Terry came to a halt beside Ollie. "Cara's mom wants her and Jared," he said in a lowered voice, "and Sofi's mom is here too." Sofi uttered a sort of hissing snarl. "And some man I don't know. Not our father," he told Willis and Gina, "but Maud said maybe later, with that doctor person."
"Not," muttered Willis, "my father."
"Not," growled Sofi, "my mother. Make no mistake. Not my mother."
"Maud says you could come too, Sofi," said Terry, undisturbed, "but your mom is scared of you, so maybe you shouldn't."
"She should be scared," said Sofi with a toss of her head, and she stalked out of the room and headed down the hall to Lillian's room, choosing the conference over a visit with her long-lost parent.
"Go listen to Sofi and Mr. Patterson about Maud," said Gina to Willis. "You should hear them."
"I think I heard enough," he said, but Gina handed him his crutches and he took them reluctantly. "You gonna be okay?" he asked, and Gina nodded and offered a bright, slightly tear-stained smile by way of proof; he sighed and swung off to the door and Patterson trailed after him. Terry vanished down the hall; the trumpets sounded again as he went out the door.
"You go talk to my mother," said Cara to Jared.
"I'm not leaving you."
"They might want to talk about last night," said Cara. "The arches and all of that. You have to see them; we can't miss the opportunity."
"They might wish to talk of Its," said Ollie. "This could matter. I will stay, Jared; Cara will be safe with me."
And all of this was probably true, but he didn't care. Cara seemed to be relaxing; the blue pill might be starting to work, in which case she would probably go to sleep, but he still wanted to be with her.
"I'm staying here," he said. "If they want to leave a message with Terry, that's fine."
"I can go down," said Gina. "It isn't my, you know, father. I'll tell them you can't come right now. Do I look okay?" She went to peer into the bathroom mirror, which amused Jared and made him sad at the same time; his little sister was growing up enough to care about her appearance.
"You look lovely," he assured her, and she gave him a disbelieving glance.
She ran down the stairs; he heard the trumpets at the front door. Terry and Duran and Durakal and Dural were playing pipes on the front porch, keeping time by tapping on the porch floor. Ollie looked out the darkened window and then came to check on Cara, touching her wrist, rearranging the cold pack over her forehead. Cara was still tense, fighting the pain; he rubbed her back gently. The pill would kick in pretty soon, he thought, and she would sleep and the pain would at least lessen in her sleep.
He felt her stiffen, her back and shoulders, and the window remote, which Willis had left on the desk, fell to the floor with a clatter. "Oh!" exclaimed Ollie, startled, and the remote spun on the floor momentarily and then glided halfway to the door before running into the little armchair and coming to a halt. "He put it down too close to the edge of the desk," Ollie said, and picked it up and it squeezed out of her fingers and this time it it did hit the door frame and Cara lifted her head and groped at the cold pack.

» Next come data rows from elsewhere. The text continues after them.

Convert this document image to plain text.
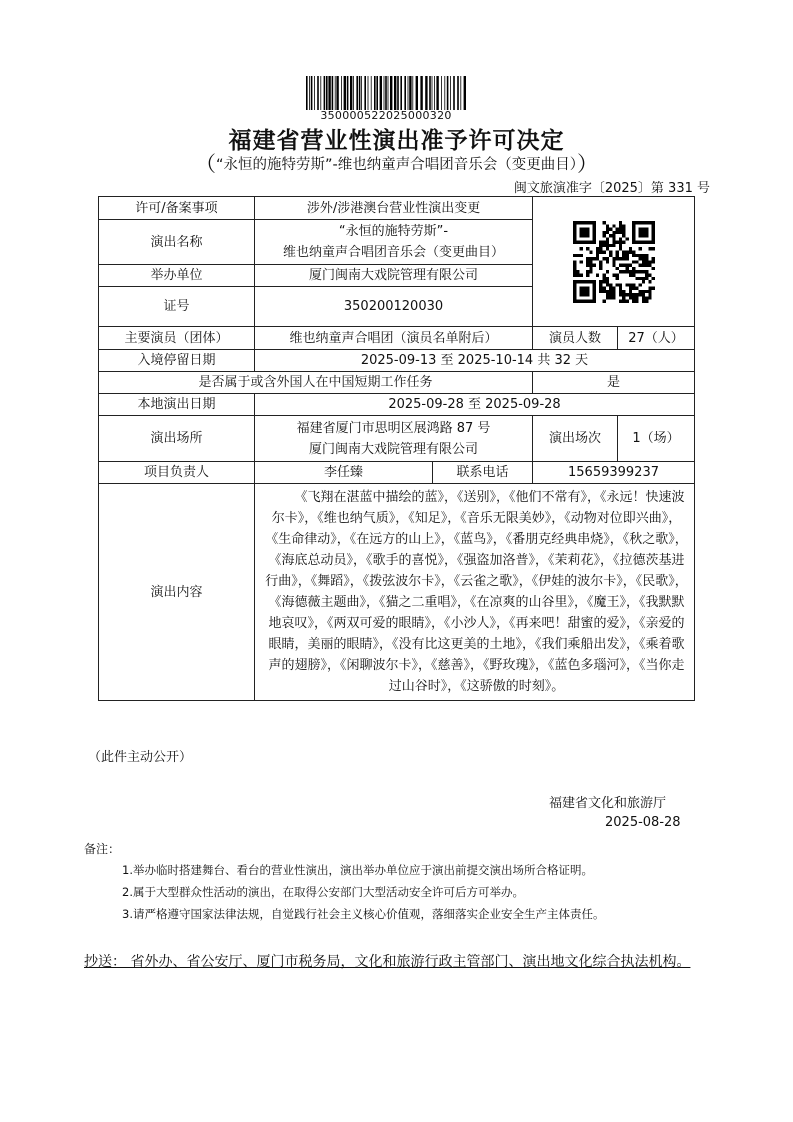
350000522025000320
福建省营业性演出准予许可决定
（“永恒的施特劳斯”-维也纳童声合唱团音乐会（变更曲目））
闽文旅演准字〔2025〕第 331 号
许可/备案事项	涉外/涉港澳台营业性演出变更	

演出名称	“永恒的施特劳斯”-
维也纳童声合唱团音乐会（变更曲目）			

举办单位	厦门闽南大戏院管理有限公司			
证号	350200120030			
主要演员（团体）	维也纳童声合唱团（演员名单附后）		演员人数	27（人）
入境停留日期	2025-09-13 至 2025-10-14 共 32 天			
是否属于或含外国人在中国短期工作任务			是	
本地演出日期	2025-09-28 至 2025-09-28			
演出场所	福建省厦门市思明区展鸿路 87 号
厦门闽南大戏院管理有限公司		演出场次	1（场）
项目负责人	李任臻	联系电话	15659399237	
演出内容	《飞翔在湛蓝中描绘的蓝》，《送别》，《他们不常有》，《永远！快速波尔卡》，《维也纳气质》，《知足》，《音乐无限美妙》，《动物对位即兴曲》，《生命律动》，《在远方的山上》，《蓝鸟》，《番朋克经典串烧》，《秋之歌》，《海底总动员》，《歌手的喜悦》，《强盗加洛普》，《茉莉花》，《拉德茨基进行曲》，《舞蹈》，《拨弦波尔卡》，《云雀之歌》，《伊娃的波尔卡》，《民歌》，《海德薇主题曲》，《猫之二重唱》，《在凉爽的山谷里》，《魔王》，《我默默地哀叹》，《两双可爱的眼睛》，《小沙人》，《再来吧！甜蜜的爱》，《亲爱的眼睛，美丽的眼睛》，《没有比这更美的土地》，《我们乘船出发》，《乘着歌声的翅膀》，《闲聊波尔卡》，《慈善》，《野玫瑰》，《蓝色多瑙河》，《当你走过山谷时》，《这骄傲的时刻》。			
（此件主动公开）
福建省文化和旅游厅
2025-08-28
备注：
1.举办临时搭建舞台、看台的营业性演出，演出举办单位应于演出前提交演出场所合格证明。
2.属于大型群众性活动的演出，在取得公安部门大型活动安全许可后方可举办。
3.请严格遵守国家法律法规，自觉践行社会主义核心价值观，落细落实企业安全生产主体责任。
抄送： 省外办、省公安厅、厦门市税务局，文化和旅游行政主管部门、演出地文化综合执法机构。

"The remote," said Jared, catching her hand. "Just the remote."
"I dropped it," said Ollie, looking at it with a puzzled frown as it lay on the floor half a room away from her. "Somehow I dropped it."
Cara subsided, head on Jared's arm; the pill was starting to work, he judged.
With a small popping noise, now beginning to be familiar to him, Maud appeared just inside the door; she looked at Cara with a frown and lifted an eyebrow at Jared. "She took a pill," he said, trying not to rouse Cara, but she stirred and felt for the cold pack again. "It's Maud, sweetheart," he said.
"Gina said you had a headache," said Maud. "I thought I would see how you were."
"I'm okay," said Cara. "I'll be better in just a little while. I told Jared he should go talk to you without me."
"We were just wondering when it would be convenient to see those virtual constructs again," said Maud. "And I'm sure it isn't convenient right now."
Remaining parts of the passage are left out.